O controle das leishmanioses em áreas endêmicas é complexo e envolve não apenas o setor de saúde, mas também áreas sociais e econômicas. Piores condições sociais e econômicas aumentam a probabilidade de novos casos. Assim, é essencial a criação de programas sociais para melhorar as condições financeiras e sociais da população.

A falta de saneamento básico, como a ausência de coleta de lixo em bairros periféricos, pode criar um ambiente favorável para a transmissão da doença. As unidades de saúde precisam estar preparadas para prevenir e tratar as leishmanioses, especialmente em áreas com condições sociais precárias.

Migração das populações

Há poucas informações sobre o papel da mobilidade populacional na manutenção das leishmanioses. Em áreas rurais, a maioria dos casos é autóctone, enquanto nas áreas urbanas, os casos geralmente estão ligados a migrantes, com uma predominância no sexo masculino.

Entre os casos notificados de leishmaniose tegumentar, observa-se uma maior ocorrência na população residente em áreas rurais com a proporção dos casos sendo variada nas diferentes áreas endêmicas.

No Brasil, a transmissão da leishmaniose tegumentar ocorre em três principais contextos: na natureza, quando o homem entra em contato com o ambiente selvagem; em áreas ocupadas para lazer ou trabalho; e em zonas rurais e periurbanas, muitas vezes relacionadas a migração para áreas de floresta ou encostas.

Pessoas que migram para áreas de floresta ou encostas são mais vulneráveis à infecção. Isso reflete a realidade da população de baixa renda, que frequentemente não tem acesso a moradias adequadas e acaba ocupando áreas onde a transmissão das leishmanioses é mais comum.

Nas áreas rurais, a proximidade das casas com galinheiros, chiqueiros e matas facilita a infecção por Leishmania.

Casos de leishmanioses nas áreas urbanas ou periurbanas são muitas vezes atribuídos a antigos moradores rurais que mantêm hábitos que podem criar condições favoráveis para a circulação de reservatórios de Leishmania e a proliferação de flebotomíneos.

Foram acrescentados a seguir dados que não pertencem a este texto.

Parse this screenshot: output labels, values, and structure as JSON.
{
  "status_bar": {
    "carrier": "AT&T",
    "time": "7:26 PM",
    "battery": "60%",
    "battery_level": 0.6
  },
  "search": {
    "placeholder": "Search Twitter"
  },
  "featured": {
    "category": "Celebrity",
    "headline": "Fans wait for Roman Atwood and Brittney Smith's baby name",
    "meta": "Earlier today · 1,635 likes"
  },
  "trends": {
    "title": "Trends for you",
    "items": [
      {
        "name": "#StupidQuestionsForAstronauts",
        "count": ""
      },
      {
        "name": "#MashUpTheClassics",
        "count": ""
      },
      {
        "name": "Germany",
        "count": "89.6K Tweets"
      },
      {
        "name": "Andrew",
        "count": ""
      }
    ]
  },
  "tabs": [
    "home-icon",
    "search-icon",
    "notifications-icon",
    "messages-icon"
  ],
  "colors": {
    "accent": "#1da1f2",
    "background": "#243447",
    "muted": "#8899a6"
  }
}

A alta incidência de casos entre jovens e mulheres, que provavelmente adquiriram a infecção em suas casas ou arredores, sugere que a transmissão domiciliar e peridomiciliar é comum em áreas endêmicas. Mesmo que essas pessoas vivam permanentemente na zona rural, a vulnerabilidade não está necessariamente ligada ao trabalho agrícola, pois muitas estão envolvidas em atividades domésticas.

Pense sobre...

Pense sobre sua região e os fatores que discutimos: Qual fator você acha que mais contribui para o aumento dos casos de leishmanioses na sua área?